Editorial - 01 July 2013
To view previous Editorials click here

 

 

 

 

The Chief Scientist

 

An Apparently Exasperated Chief Scientist Spits the Dummy

 

Ian Chubb

pdf file-available from Australasian Science

 

When astronomer Penny Sackett resigned from her position of Australia's Chief Scientist -- clearly frustrated with her inability to significantly influence governmental policy with regard to adequate support for science, technology, engineering and mathematics (STEM) in Australia -- the then Minister for Innovation, Industry, Science and Research, Kim Carr*, invited the newly retired vice chancellor of the Australian National University, Ian Chubb, to take on the job as of May 23, 2011, i.e. just over 2-years ago.

 

In comments by Professor Chubb, reported last week by The Australian's Andrew Trounson, the chief scientist indicated he believed that the "social compact" between researchers and the public (he meant the tax payer) was "falling apart" and went on to say: "The complacency, or notion of entitlement, is something that I think percolates through a lot of what we [scientists?] do. We don't make some of the tougher decisions we might have to make about actually earning our place, rather than just thinking something will be just be given to us."

 

The business sector also got a serve from Professor Chubb this past Wednesday when he told a conference: "that of those businesses investing in research only 4 per cent are actually researching new innovations for export markets. That was despite the government spending $13.5 billion on R&D tax breaks over the last decade to encourage new export industries beyond mining."

 

And as for our political masters, he decried the fact that government spending on research of around $9 billion for 2012-13 is spread across 79 funding programs and 14 portfolios with no over-arching strategy guiding it: "We can't do everything, and we are trying too hard to do everything," he told a conference in Melbourne. "What we have tended to do in this country is break things down into small bundles and I think psychologically we have become risk averse.
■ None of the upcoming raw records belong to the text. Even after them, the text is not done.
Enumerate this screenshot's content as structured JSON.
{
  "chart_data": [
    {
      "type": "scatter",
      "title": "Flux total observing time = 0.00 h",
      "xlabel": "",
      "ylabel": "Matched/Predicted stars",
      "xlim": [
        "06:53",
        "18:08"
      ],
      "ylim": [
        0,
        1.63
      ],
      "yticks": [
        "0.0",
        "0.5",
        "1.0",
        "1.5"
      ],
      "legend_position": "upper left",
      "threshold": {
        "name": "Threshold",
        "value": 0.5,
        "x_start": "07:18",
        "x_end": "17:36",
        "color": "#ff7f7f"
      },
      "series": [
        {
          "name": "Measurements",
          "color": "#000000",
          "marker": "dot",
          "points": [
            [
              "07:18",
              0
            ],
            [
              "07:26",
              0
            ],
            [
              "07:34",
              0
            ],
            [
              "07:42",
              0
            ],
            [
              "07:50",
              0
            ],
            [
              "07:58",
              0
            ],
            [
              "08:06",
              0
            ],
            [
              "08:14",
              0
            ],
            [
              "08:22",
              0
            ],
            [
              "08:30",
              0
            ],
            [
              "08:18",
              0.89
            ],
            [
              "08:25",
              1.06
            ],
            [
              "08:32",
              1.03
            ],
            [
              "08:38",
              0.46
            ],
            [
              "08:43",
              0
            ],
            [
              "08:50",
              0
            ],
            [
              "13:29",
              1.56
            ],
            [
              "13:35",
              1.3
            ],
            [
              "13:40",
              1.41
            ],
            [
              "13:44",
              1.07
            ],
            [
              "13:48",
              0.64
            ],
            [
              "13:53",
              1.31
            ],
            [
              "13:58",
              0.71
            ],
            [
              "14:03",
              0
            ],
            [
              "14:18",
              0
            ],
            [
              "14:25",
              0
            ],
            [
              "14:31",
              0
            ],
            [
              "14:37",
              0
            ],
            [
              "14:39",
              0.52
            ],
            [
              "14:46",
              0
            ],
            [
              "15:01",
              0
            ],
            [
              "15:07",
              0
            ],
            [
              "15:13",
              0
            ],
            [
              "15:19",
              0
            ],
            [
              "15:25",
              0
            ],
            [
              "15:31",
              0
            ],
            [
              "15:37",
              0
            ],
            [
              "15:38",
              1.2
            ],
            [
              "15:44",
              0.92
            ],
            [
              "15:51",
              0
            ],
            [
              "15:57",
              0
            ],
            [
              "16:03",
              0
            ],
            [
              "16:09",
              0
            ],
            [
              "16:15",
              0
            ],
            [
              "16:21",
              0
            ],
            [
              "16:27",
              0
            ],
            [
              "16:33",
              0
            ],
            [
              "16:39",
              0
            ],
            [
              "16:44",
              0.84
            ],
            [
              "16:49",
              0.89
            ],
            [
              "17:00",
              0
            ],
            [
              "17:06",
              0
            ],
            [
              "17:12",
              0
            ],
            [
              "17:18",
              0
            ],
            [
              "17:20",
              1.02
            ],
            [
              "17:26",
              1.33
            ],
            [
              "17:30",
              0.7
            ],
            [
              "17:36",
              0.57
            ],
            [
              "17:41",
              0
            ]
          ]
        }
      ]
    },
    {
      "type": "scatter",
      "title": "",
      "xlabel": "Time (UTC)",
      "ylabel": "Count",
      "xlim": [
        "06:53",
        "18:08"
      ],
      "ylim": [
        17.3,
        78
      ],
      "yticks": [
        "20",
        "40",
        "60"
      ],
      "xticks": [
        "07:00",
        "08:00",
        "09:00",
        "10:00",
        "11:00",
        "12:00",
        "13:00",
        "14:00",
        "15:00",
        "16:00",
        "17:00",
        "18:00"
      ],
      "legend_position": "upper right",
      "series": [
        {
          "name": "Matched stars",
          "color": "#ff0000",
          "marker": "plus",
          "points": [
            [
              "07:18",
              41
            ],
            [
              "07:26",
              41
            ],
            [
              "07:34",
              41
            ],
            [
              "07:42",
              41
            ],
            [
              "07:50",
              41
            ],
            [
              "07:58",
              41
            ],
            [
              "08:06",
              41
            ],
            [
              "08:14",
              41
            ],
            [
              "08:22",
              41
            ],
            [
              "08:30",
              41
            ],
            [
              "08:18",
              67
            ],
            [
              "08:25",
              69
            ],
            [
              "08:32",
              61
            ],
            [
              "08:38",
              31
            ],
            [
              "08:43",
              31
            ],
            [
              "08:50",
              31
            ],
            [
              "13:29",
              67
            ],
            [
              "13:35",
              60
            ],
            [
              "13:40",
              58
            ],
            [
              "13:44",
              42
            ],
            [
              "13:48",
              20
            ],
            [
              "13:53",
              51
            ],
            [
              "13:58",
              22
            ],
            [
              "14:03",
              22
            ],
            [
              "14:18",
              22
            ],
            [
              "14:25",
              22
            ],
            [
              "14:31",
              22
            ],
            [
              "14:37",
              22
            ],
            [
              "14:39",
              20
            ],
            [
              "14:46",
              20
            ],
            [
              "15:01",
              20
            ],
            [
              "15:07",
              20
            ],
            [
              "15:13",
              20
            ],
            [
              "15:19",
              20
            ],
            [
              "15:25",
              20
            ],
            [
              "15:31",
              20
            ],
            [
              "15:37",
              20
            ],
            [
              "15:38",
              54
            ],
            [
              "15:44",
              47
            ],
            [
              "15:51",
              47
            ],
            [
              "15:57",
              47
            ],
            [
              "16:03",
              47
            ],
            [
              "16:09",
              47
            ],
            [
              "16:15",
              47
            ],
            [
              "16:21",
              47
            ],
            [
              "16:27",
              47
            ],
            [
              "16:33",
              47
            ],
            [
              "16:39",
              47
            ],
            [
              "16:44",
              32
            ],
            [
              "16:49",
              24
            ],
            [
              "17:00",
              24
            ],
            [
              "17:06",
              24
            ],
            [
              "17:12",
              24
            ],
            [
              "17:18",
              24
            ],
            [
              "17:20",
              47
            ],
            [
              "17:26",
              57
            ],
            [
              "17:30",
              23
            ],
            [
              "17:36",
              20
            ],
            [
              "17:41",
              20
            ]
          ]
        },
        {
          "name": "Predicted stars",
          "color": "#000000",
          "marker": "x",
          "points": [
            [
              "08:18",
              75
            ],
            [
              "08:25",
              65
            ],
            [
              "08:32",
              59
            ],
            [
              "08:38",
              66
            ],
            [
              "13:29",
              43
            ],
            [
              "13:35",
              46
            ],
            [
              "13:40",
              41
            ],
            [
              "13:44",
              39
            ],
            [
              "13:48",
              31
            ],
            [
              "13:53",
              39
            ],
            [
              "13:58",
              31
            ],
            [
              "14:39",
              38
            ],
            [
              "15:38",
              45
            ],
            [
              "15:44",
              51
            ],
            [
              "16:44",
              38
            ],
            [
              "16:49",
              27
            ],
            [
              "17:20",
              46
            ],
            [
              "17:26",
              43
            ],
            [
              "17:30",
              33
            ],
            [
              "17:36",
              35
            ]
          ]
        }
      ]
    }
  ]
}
We minimise it by breaking programs down into small bits so if one goes bung the embarrassment will be limited and confined to just one or two people."

 

Although Professor Chubb has been in the job some 25 months, and we were told that he knew how to tread usefully the corridors of Parliament, he has in truth been no more effective in improving the government's, or the private sector's, support for mathematics, and science than was his immediate predecessor -- shuffling funding from one account in the portfolio to another is more a party trick than a sign of increased support.

 

Now it just might be possible if the Chief Scientist enlisted, our sports and entertainment luminaries to spruik STEM rather than berating all and sundry, to get the parliamentarians, the populace, and perhaps even prime ministers and would-be prime ministers, to listen, and to take on the sort of support US President Barack Obama noted when this past April he addressed the US National Academy of Sciences.

 

We want to make sure that we are exciting young people around math and science and technology and computer science. We don’t want our kids just to be consumers of the amazing things that science generates; we want them to be producers as well. And we want to make sure that those who historically have not participated in the sciences as robustly — girls, members of minority groups here in this country — that they are encouraged as well. We’ve got to make sure that we’re training great calculus and biology teachers, and encouraging students to keep up with their physics and chemistry classes.... It means teaching proper research methods and encouraging young people to challenge accepted knowledge.

 

And then in the following month Mr Obama submitted to the US Congress the President's National Science and Technology Council report: Federal Science, Technology, Engineering, and Mathematics (STEM) Education 5-Year Strategic Plan - A Report from the Committee on STEM Education, National Science and Technology Council.

 

It included the following box:

 

 

 

And in his accompanying "letter" to the Congress John Holdren, the Assistant to the President for Science & Technology and Director, Office of Science and Technology Policy, wrote in part::

 

Setting ambitious but achievable goals and challenging the private sector President Obama announced the goal to prepare 100,000 excellent STEM teachers over the next decade in his 2011 State of the Union Address. Answering this call to action, over 150 organizations led by the Carnegie Corporation of New York formed a coalition called 100Kin10. Members of the coalition have made over 150 commitments to support STEM-teacher preparation and have raised over $30 million for this effort. In mid-March, the Howard Hughes Medical Institute announced a $22.5M investment to support expansion of the successful UTeach program in support of this goal.
Additional examples of this all-hands-on-deck approach to challenging companies, foundations, non-profits, universities, and skilled volunteers include Change the Equation, US2020, and the scaling up and expanding an AP program for children in military families.

 

Not until the Australia's Chief Scientist resides within the Department of the Prime Minister and Cabinet and becomes in fact the Chief Scientific Advisor for the Prime Minister and Cabinet will mathematics, science, technology and engineering become elevated from being tolerated to being proactively supported.

______________________________________

 

*Senator Kim Carr was reinstated this morning by Prime Minister Kevin Rudd as the Minister for Innovation, Industry, Science and Research, and as a bonus Minister for Higher Education, while Bill Shorten has been designated the Minister for Education as well as Workplace Relations.